The major 32-bit x86 microarchitecture 'dynasties' have been: (1) Intel P6 (PentiumPro, PII, PIII, PM, Core, Core2). (2) AMD Athlon (K7, K8, K10). (3) Intel NetBurst (Pentium 4, Pentium D). (4) In-order Pentium (Pentium1, PMMX) Other early CPUs (Nx586, AMD K5, K6, Centaur C3, Transmeta, Cyrix, Rise) were mostly in-order. Some new processors do not fit into the existing categories: Intel Atom 230/330 (family 6, model 0x1C) is an in-order core. Centaur Isiah = VIA Nano (family 6, model F) is an out-of-order core.

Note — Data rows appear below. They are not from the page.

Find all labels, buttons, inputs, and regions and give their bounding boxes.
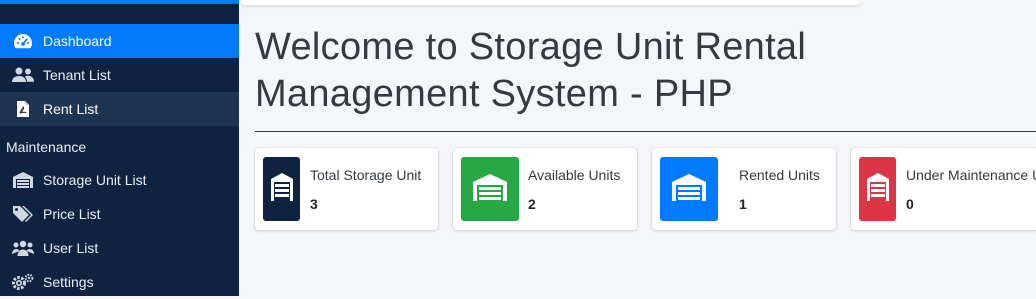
users-icon bbox=[12, 64, 34, 86]
sidebar: Dashboard Tenant List Rent List Maintena… bbox=[0, 0, 239, 296]
tachometer-icon bbox=[12, 30, 34, 52]
tags-icon bbox=[12, 203, 34, 225]
info-box-total-storage-unit[interactable]: Total Storage Unit 3 bbox=[255, 148, 438, 230]
info-box-label: Under Maintenance Units bbox=[906, 167, 1036, 183]
sidebar-item-storage-unit-list[interactable]: Storage Unit List bbox=[0, 163, 239, 197]
sidebar-section-header: Maintenance bbox=[6, 139, 87, 155]
sidebar-item-label: Price List bbox=[43, 206, 101, 222]
main-content: Welcome to Storage Unit Rental Managemen… bbox=[239, 0, 1036, 296]
info-box-value: 1 bbox=[739, 196, 747, 212]
sidebar-item-label: Dashboard bbox=[43, 33, 112, 49]
warehouse-icon bbox=[267, 167, 297, 212]
sidebar-item-tenant-list[interactable]: Tenant List bbox=[0, 58, 239, 92]
warehouse-icon bbox=[471, 172, 509, 207]
info-box-value: 3 bbox=[310, 196, 318, 212]
sidebar-item-label: Tenant List bbox=[43, 67, 111, 83]
info-box-value: 2 bbox=[528, 196, 536, 212]
warehouse-icon bbox=[12, 169, 34, 191]
info-box-label: Total Storage Unit bbox=[310, 167, 422, 183]
users-cog-icon bbox=[12, 237, 34, 259]
file-icon bbox=[12, 98, 34, 120]
sidebar-item-label: Storage Unit List bbox=[43, 172, 147, 188]
info-box-rented-units[interactable]: Rented Units 1 bbox=[652, 148, 836, 230]
sidebar-item-label: Rent List bbox=[43, 101, 99, 117]
sidebar-item-user-list[interactable]: User List bbox=[0, 231, 239, 265]
title-divider bbox=[255, 131, 1036, 132]
cogs-icon bbox=[12, 271, 34, 293]
info-box-value: 0 bbox=[906, 196, 914, 212]
info-box-under-maintenance-units[interactable]: Under Maintenance Units 0 bbox=[851, 148, 1036, 230]
sidebar-item-price-list[interactable]: Price List bbox=[0, 197, 239, 231]
info-box-icon-bg bbox=[263, 157, 300, 221]
page-title: Welcome to Storage Unit Rental Managemen… bbox=[255, 24, 955, 118]
sidebar-top-accent bbox=[0, 0, 239, 4]
info-box-label: Available Units bbox=[528, 167, 621, 183]
info-box-icon-bg bbox=[660, 157, 718, 221]
sidebar-item-label: Settings bbox=[43, 274, 94, 290]
warehouse-icon bbox=[863, 167, 893, 212]
info-box-available-units[interactable]: Available Units 2 bbox=[453, 148, 637, 230]
top-navbar bbox=[241, 0, 861, 5]
page-title-line1: Welcome to Storage Unit Rental bbox=[255, 26, 807, 68]
page-title-line2: Management System - PHP bbox=[255, 73, 733, 115]
info-box-label: Rented Units bbox=[739, 167, 820, 183]
warehouse-icon bbox=[670, 172, 708, 207]
sidebar-item-label: User List bbox=[43, 240, 99, 256]
sidebar-item-dashboard[interactable]: Dashboard bbox=[0, 24, 239, 58]
sidebar-item-rent-list[interactable]: Rent List bbox=[0, 92, 239, 126]
sidebar-item-settings[interactable]: Settings bbox=[0, 265, 239, 299]
info-box-icon-bg bbox=[461, 157, 519, 221]
info-box-icon-bg bbox=[859, 157, 896, 221]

Within each dynasty, the optimisation techniques are largely identical (eg, use instruction pairing for group 4). Major instruction set improvements occur within each group. Does this CPU perform better on AMD K7 code than PentiumPro..Core2 code?

bool preferPentium4() [public] #
Does this CPU perform better on Pentium4 code than PentiumPro..Core2 code?
bool preferPentium1() [public] #
Does this CPU perform better on Pentium I code than Pentium Pro code?
CpuInfoX86 opSliceAssign(CpuInfo o) [public] #
copies data from one object to the other
bool getCpuData() [protected, override] #
auto config for current cpu
class CpuInfoSparc : CpuInfo [final] #
this should be expanded by someone using sparc